David, on the other hand, gets more and more involved with other people, even though he still avoids all physical contact. Watching the movies I wondered how the doctors had examined him, and the book did not disappoint and revealed all the medical notes. As the book is clearly Freudian, the dreams have the greatest significance. I found, however, that the clock scenes in the 1998 movie did not work at all. They were vague and even unmemorable. I suppose the director did not want to take a page straight out of the 1962 movie, but he should have! The book was quite clear about the way the dreams should have been portrayed, and if 1962 movie depicted his gory and very hostile, very aggressive, very destructive dreams as just disturbing, the 1998 scenes were not even that.

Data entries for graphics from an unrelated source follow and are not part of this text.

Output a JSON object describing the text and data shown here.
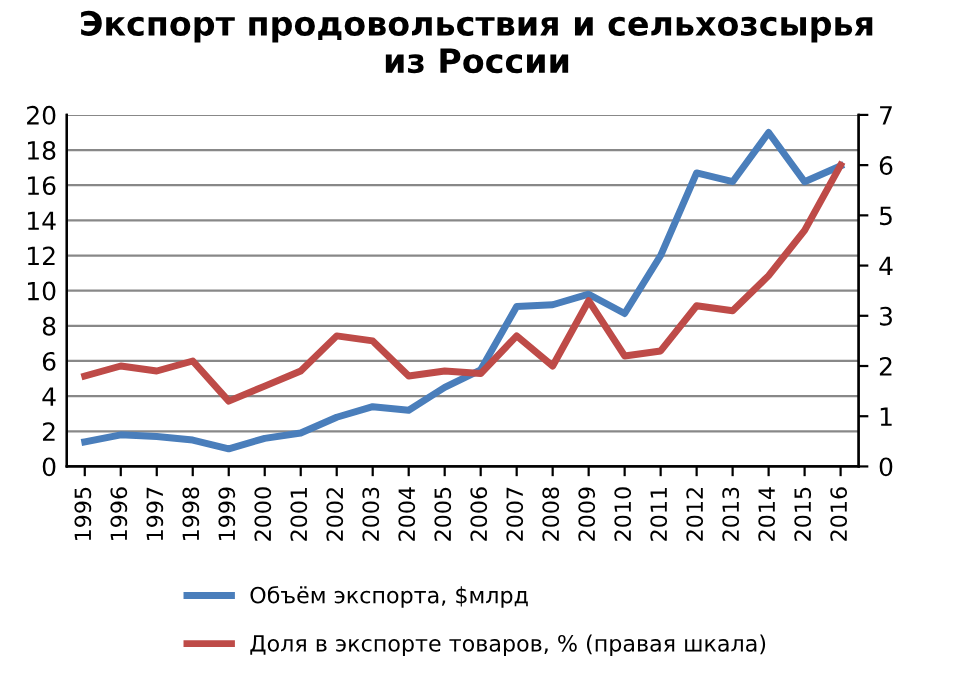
{
  "chart_data": {
    "type": "line",
    "title": "Экспорт продовольствия и сельхозсырья\nиз России",
    "categories": [
      "1995",
      "1996",
      "1997",
      "1998",
      "1999",
      "2000",
      "2001",
      "2002",
      "2003",
      "2004",
      "2005",
      "2006",
      "2007",
      "2008",
      "2009",
      "2010",
      "2011",
      "2012",
      "2013",
      "2014",
      "2015",
      "2016"
    ],
    "series": [
      {
        "name": "Объём экспорта, $млрд",
        "color": "#4a7ebb",
        "values": [
          1.4,
          1.8,
          1.7,
          1.5,
          1.0,
          1.6,
          1.9,
          2.8,
          3.4,
          3.2,
          4.5,
          5.5,
          9.1,
          9.2,
          9.8,
          8.7,
          12.0,
          16.7,
          16.2,
          19.0,
          16.2,
          17.1
        ]
      },
      {
        "name": "Доля в экспорте товаров, % (правая шкала)",
        "color": "#be4b48",
        "axis": "y2",
        "values": [
          1.8,
          2.0,
          1.9,
          2.1,
          1.3,
          1.6,
          1.9,
          2.6,
          2.5,
          1.8,
          1.9,
          1.85,
          2.6,
          2.0,
          3.3,
          2.2,
          2.3,
          3.2,
          3.1,
          3.8,
          4.7,
          6.0
        ]
      }
    ],
    "ylim": [
      0,
      20
    ],
    "yticks": [
      0,
      2,
      4,
      6,
      8,
      10,
      12,
      14,
      16,
      18,
      20
    ],
    "y2lim": [
      0,
      7
    ],
    "y2ticks": [
      0,
      1,
      2,
      3,
      4,
      5,
      6,
      7
    ],
    "grid": "y",
    "legend": "bottom",
    "line_style": "solid",
    "marker": "none"
  }
}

The same can be said about the statue in the museum. If we as viewers immediately, even somewhat viscerally  understood Lisa's longing to squeeze into the embrace of the statue between the mother and the child (I remind - we know nothing of Lisa's family or childhood traumas), then the only thing going for the 1998 statue was the complete blankness of the face, void of any features or emotions.

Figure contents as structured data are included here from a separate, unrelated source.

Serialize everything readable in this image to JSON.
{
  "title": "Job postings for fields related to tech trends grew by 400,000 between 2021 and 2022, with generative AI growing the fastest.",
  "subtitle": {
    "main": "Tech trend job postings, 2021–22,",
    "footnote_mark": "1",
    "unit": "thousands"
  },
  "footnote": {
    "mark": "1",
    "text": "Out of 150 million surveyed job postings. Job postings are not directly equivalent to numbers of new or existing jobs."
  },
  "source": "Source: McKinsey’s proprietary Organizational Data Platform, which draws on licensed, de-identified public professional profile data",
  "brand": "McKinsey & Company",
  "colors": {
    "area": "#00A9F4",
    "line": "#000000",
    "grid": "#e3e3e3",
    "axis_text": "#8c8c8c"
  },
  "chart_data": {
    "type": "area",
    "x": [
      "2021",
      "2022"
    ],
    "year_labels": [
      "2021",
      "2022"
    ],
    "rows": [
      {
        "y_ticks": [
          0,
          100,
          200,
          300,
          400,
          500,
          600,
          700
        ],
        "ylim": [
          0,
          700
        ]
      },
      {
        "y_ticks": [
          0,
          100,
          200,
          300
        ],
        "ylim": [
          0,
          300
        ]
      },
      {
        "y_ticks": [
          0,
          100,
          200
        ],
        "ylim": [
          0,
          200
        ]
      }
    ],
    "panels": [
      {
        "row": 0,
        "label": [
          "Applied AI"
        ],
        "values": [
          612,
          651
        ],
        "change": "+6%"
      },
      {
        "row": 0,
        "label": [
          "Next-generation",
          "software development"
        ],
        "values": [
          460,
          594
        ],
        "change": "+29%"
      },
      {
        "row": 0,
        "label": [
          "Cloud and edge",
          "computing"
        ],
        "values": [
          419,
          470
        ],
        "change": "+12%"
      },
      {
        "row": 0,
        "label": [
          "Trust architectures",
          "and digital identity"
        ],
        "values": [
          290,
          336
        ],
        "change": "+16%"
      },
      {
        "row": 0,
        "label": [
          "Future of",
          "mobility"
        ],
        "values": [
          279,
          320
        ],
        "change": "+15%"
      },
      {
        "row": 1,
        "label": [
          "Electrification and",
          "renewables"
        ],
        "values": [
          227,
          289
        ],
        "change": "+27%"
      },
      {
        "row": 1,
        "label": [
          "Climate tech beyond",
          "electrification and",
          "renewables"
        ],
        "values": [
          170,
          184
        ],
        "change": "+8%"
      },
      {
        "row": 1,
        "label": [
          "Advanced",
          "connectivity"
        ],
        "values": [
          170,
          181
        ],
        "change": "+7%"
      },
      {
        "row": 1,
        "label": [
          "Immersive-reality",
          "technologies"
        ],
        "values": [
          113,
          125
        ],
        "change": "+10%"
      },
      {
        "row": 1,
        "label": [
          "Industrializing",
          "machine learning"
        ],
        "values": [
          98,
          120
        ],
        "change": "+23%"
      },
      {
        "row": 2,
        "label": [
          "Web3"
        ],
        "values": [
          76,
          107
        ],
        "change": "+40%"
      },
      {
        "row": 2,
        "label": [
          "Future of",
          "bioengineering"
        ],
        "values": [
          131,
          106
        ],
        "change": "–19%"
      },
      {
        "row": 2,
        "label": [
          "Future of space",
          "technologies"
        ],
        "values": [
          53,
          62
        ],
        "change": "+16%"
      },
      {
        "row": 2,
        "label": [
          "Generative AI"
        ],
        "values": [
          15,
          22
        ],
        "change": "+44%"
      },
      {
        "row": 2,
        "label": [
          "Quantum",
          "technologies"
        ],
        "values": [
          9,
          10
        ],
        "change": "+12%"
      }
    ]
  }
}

All in all, the 1998 movie seemed dumbed down and lacked the logic of the 1962 movie and the book. There was no catharsis in the scene where David insists on dropping the rhyming and speaking normally. Lisa just gives in for no apparent reason, while in the 1962 movie we see how scared Lisa is of losing her defense mechanism and how she reacts to a direct order from David, as from a paternal figure. It's the same with the final scene in the museum. The 1962 gives us a step-by-step account of how Lisa's and David's trust has grown. In the 1998 movie we see David's outstretched hand as a gesture of pity or mercy, not as a result of his own learning to trust people and overcome his demons. What I loved in the final scene was the much shorter physical distance from the museum to the car. With my current (very limited) understanding of psychiatrists and other mental health professionals, the doctor would not have left everything in the hands of fate staying in the car several hundred metres away. We don't even see the person who has in many ways orchestrated the scene. The 1998 movie seems more plausible that way (the doctor could have easily observed the events on the stairs from the car without seeming indifferent or bold), and I really liked the symbolic way he opened the back door of the car for the "love couple" coming downstairs and holding hands.

Overall, a very good material for students of psychology, and I include my opinions in such detail for just one purpose - to watch the movies again and read my comments once I'm a full-fledged psychologist myself. I really loved the characters of the psychiatrist in both movies. He embodied everything I'm striving and hoping to be - a very sensitive, composed, benevolent, never judgmental professional. And Wikipedia provides a whole list of movies for further exploration of what has so clinically been dubbed "the human condition".